Department of Microbiology and Molecular Genetics, Michigan State University, East Lansing, MI, USA.
Department of Civil and Environmental Engineering, Technical University of Catalunya, Barcelona-Tech, Spain.
Int Microbiol. 2017 Jun;20(2):55-64. doi: 10.2436/20.1501.01.285.
Power generation in microbial fuel cells implemented in constructed wetlands (CW-MFCs) is low despite the enrichment of anode electricigens most closely related to Geobacter lovleyi. Using the model representative G. lovleyi strain SZ, we show that acetate, but not formate or lactate, can be oxidized efficiently but growth is limited by the high sensitivity of the bacterium to oxygen. Acetate and highly reducing conditions also supported the growth of anode biofilms but only at optimal anode potentials (450 mV vs. standard hydrogen electrode). Still, electrode coverage was poor and current densities, low, consistent with the lack of key c-type cytochromes. The results suggest that the low oxygen tolerance of G. lovleyi and inability to efficiently colonize and form electroactive biofilms on the electrodes while oxidizing the range of electron donors available in constructed wetlands limits MFC performance.

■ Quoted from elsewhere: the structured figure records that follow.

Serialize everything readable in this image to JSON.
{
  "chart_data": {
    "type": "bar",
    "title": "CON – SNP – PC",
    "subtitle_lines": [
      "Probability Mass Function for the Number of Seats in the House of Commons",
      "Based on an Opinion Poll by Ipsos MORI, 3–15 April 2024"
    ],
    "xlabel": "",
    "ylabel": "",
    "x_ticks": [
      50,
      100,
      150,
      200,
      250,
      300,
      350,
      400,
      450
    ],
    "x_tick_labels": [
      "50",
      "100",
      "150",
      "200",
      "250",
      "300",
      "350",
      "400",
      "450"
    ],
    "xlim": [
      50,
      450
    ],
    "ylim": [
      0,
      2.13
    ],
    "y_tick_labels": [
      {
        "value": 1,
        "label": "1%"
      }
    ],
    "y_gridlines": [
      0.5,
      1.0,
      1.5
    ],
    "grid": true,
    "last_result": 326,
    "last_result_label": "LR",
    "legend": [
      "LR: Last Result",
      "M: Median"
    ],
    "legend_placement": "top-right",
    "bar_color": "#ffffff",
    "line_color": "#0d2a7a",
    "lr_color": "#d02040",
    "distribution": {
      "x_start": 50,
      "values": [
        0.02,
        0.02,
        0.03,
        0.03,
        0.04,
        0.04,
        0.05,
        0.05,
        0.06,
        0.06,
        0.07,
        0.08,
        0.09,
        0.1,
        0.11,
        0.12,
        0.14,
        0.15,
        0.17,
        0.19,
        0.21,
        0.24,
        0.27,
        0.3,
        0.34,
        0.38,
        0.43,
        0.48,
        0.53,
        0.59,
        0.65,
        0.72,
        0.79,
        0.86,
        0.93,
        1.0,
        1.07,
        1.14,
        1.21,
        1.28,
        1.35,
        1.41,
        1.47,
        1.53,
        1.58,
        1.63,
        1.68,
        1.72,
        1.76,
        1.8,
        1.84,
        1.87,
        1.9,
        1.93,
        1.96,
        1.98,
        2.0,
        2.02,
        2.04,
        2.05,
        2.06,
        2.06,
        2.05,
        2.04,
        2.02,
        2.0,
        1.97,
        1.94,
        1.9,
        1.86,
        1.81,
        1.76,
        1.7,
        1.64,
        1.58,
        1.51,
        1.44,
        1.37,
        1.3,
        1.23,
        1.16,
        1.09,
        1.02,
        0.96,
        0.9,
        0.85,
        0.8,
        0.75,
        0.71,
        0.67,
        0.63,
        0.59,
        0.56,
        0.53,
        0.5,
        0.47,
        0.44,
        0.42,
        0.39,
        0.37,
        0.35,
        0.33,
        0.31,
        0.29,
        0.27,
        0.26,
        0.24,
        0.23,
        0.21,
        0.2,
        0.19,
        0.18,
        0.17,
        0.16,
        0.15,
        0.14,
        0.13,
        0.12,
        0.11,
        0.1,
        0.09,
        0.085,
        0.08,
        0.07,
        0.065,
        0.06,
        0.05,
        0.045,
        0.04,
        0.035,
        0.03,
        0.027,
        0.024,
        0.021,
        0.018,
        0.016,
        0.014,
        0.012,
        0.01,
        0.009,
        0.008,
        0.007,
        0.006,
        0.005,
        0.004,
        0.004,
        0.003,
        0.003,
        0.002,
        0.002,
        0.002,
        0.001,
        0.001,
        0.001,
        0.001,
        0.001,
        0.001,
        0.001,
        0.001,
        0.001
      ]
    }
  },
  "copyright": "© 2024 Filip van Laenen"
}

The implications of these findings for the optimization of CW-MFCs are discussed. [Int Microbiol 20(2):55-64 (2017)].
尽管在人工湿地微生物燃料电池(CW-MFC)中阳极电生成菌得到了富集,与 Geobacter lovleyi 关系最密切的阳极电生成菌,但发电效率仍然很低。本文使用模型代表菌株 G. lovleyi SZ 进行研究,结果表明,乙酸盐虽然可以被高效氧化,但由于细菌对氧气的高敏感性,其生长受到限制。乙酸盐和高度还原条件也支持阳极生物膜的生长,但只在最佳阳极电位(450 mV 对标准氢电极)下如此。尽管如此,电极覆盖率仍然很差,电流密度也很低,这与关键 c 型细胞色素的缺乏一致。结果表明,G. lovleyi 的低氧气耐受性以及在氧化人工湿地中可用的一系列电子供体的同时,无法有效地在电极上定殖和形成电活性生物膜,限制了 MFC 的性能。本文讨论了这些发现对优化 CW-MFC 的意义。[国际微生物学杂志 20(2):55-64 (2017)]。